Vorschau auf: Stars vs. Jets III
2016-11-08Winnipeg. Heute Abend startet die dritte Auflage des Spiels: Dallas Stars vs. Winnipeg Jets in dieser GFHL-Saison. Während in den USA die Wahl des neuen US-Präsidenten alles diktiert, ist man in Kanada eher an dem Duell der Divisions-Rivalen interessiert. "Unsere US-amerikanischen Spieler konnten sich bereits im Vorfeld per Briefwahl an der Abstimmung beteiligen. Wie ich meinen Manager-Kollegen aus Dallas einschätze, wird er seinen Schützlingen diese oder eine ähnliche Möglichkeit ebenso angeboten haben. Wir können uns also alle aufs Eishockey konzentrieren", erwartet Jets-GM Toby eine intensive Auseinandersetzung auf dem Eis.
Beide Teams haben ihr letztes Spiel verloren. Während die Jets davor jedoch fünf Siege in Folge landeten und immer noch in der Conference Spitze mitspielen, drohen die Stars bei einer weiteren Niederlage den Anschluss an die Playoff-Plätze zu verlieren. "Die wollen hier unbedingt gewinnen und werden sehr bissig agieren. Wir müssen hellwach sein und ihnen unsere Stärken aufzwingen, sonst steht uns eine sehr schwere Aufgabe bevor", weiß auch Head Coach Mike Babcock.
Stärken der Jets sind vor allem die Ausgeglichenheit der Reihen, was das Scoring angeht. Können sich die Reihen 1 und 2 um Crosby, Staal, Steen, Johansson und Co. nicht auf das Scoringboard spielen, wird das Toreschießen eben von Wingels, Thorburn oder Burrows erledigt. "Wir haben vier Reihen, die für ein Tor gut sind", freut sich Babcock. Dies sei gut, denn: "mit einem Tor auf der Habenseite wird es für unseren Gegner meist schon eng!" In der Tat zeigen die Statistiken aktuell: die Jets sind kein Scoring-Team. Top-Scorer? Fehlanzeige. Einen Statistik-Leader haben die Jets zwar, dieser jedoch schießt keine Tore sondern verhindert sie. Braden Holtby spielt eine starke Saison bisher und führt mit zwei Shutouts und einer Save-Quote von über 94% die wichtigsten Goalie-Statistiken an.
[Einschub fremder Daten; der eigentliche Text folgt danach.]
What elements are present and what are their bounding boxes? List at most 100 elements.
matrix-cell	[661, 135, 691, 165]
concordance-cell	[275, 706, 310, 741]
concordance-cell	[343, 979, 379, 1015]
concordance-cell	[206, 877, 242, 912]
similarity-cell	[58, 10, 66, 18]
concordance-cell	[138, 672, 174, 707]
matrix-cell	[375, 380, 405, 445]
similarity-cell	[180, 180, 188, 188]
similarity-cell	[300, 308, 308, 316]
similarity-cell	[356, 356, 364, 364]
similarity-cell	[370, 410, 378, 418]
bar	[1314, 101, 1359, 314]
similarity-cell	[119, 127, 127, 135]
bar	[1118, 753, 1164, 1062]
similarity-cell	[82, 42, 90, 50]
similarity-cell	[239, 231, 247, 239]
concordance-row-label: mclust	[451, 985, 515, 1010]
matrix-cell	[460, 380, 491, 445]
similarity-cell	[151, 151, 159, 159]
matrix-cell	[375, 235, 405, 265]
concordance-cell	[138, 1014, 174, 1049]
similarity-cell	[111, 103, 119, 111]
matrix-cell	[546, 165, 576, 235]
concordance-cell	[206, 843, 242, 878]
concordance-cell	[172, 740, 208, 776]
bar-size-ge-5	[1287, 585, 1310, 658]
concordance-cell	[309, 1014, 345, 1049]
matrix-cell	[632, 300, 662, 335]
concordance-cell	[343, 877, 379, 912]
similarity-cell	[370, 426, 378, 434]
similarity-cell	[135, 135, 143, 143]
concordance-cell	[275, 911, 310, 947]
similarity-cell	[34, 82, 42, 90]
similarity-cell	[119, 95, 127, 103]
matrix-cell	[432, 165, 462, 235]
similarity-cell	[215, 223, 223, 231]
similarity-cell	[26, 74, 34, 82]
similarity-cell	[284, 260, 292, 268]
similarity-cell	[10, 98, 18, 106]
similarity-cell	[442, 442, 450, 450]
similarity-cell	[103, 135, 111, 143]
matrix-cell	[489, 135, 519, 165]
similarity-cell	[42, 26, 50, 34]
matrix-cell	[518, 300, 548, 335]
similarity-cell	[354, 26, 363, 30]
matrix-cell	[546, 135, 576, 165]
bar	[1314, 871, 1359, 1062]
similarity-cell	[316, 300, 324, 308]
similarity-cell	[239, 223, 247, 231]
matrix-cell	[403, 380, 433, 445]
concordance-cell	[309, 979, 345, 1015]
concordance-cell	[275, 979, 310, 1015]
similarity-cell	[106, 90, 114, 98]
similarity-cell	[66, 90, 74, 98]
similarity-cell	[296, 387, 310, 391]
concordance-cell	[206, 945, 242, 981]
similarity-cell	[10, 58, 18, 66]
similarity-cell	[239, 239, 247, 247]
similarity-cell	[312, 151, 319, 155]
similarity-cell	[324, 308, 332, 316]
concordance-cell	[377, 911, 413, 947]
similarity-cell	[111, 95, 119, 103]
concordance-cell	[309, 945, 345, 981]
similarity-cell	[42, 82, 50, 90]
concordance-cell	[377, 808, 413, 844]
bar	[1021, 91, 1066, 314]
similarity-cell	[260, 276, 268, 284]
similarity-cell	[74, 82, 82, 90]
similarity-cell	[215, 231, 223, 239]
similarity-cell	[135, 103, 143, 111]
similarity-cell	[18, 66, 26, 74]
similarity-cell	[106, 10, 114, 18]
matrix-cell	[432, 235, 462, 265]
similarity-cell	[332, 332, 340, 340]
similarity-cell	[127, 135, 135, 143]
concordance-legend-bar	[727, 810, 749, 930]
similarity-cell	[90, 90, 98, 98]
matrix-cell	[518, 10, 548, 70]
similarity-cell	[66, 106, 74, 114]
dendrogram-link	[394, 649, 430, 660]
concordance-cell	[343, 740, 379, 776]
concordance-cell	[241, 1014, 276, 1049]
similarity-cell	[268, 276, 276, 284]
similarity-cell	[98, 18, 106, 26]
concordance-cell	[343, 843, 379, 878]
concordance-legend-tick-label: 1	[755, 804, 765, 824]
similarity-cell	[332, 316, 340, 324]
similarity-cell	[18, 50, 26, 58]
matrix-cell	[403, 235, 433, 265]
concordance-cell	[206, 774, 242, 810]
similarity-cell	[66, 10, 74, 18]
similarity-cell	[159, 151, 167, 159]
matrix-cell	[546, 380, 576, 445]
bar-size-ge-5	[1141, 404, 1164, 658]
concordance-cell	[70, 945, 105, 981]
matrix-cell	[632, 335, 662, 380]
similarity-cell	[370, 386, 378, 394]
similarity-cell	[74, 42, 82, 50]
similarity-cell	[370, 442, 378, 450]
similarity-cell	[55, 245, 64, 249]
Nur vier Gegentore in den letzten drei Spielen zeigen ganz klar, welche Trümpfe am heutigen Abend in den Händen der Jets liegen.
Die Stärke der Dallas Stars liegt vor allem im starken Output ihrer 1st Line. Nelson, Backes und Oshie harmonieren prächtig und haben die Hälfte der bisherigen Stars-Tore im Alleingang erzielt. Zudem stehen die Stars in Überzahl mit einer Quote von 28% ligaweit auf dem zweiten Platz. Winnipegs Penalty Killing ist zwar ordentlich, dennoch sollten die Jets von der Strafbank fern bleiben, um die Gefahr zu minimieren.
Während bei den Jets lediglich der Einsatz von Defenseman Brian Campbell fraglich ist, fehlen den Stars mit Pietrangelo, Okposo, Severson, Oduya und Goalie John Quick gleich fünf Stützpfeiler - vor allem in der Defensive! Auch der Einsatz von Top-Scorer T.J. Oshie ist fraglich. Die Jets verfügen zumindest über den ausgeruhteren Kader.
Das Mehr an Vorteilen befindet sich also in der Hand der Heimmannschaft. Nun gilt es, diese festzuhalten und auszuspielen. Denn auch wenn die Stars aktuell nicht in Bestform sind, gehören sie trotzdem zur GFHL-Spitze.
Für die Jets ist es das einzige Heimspiel in einer Serie von Auswärtsspielen. Nach zuletzt drei Partien im Osten geht es übermorgen nach Colorado und einen Tag später gegen die Arizona Coyotes ran. Nach den zuletzt sehr guten Auftritten ist für den GM jedoch ein Auswärtsspiel kein Nachteil. "Wir haben einen guten Rhythmus in der Mannschaft, so dass es egal ist, ob wir daheim oder auswärts spielen. Wir merken es eigentlich nur daran, dass es meist ein wenig leiser auf den Rängen ist, wenn wir auswärts spielen", grinste GM Toby auf der Pressekonferenz und konnte sich einen Blick in Richtung seines Kollegen aus Dallas nicht verkneifen.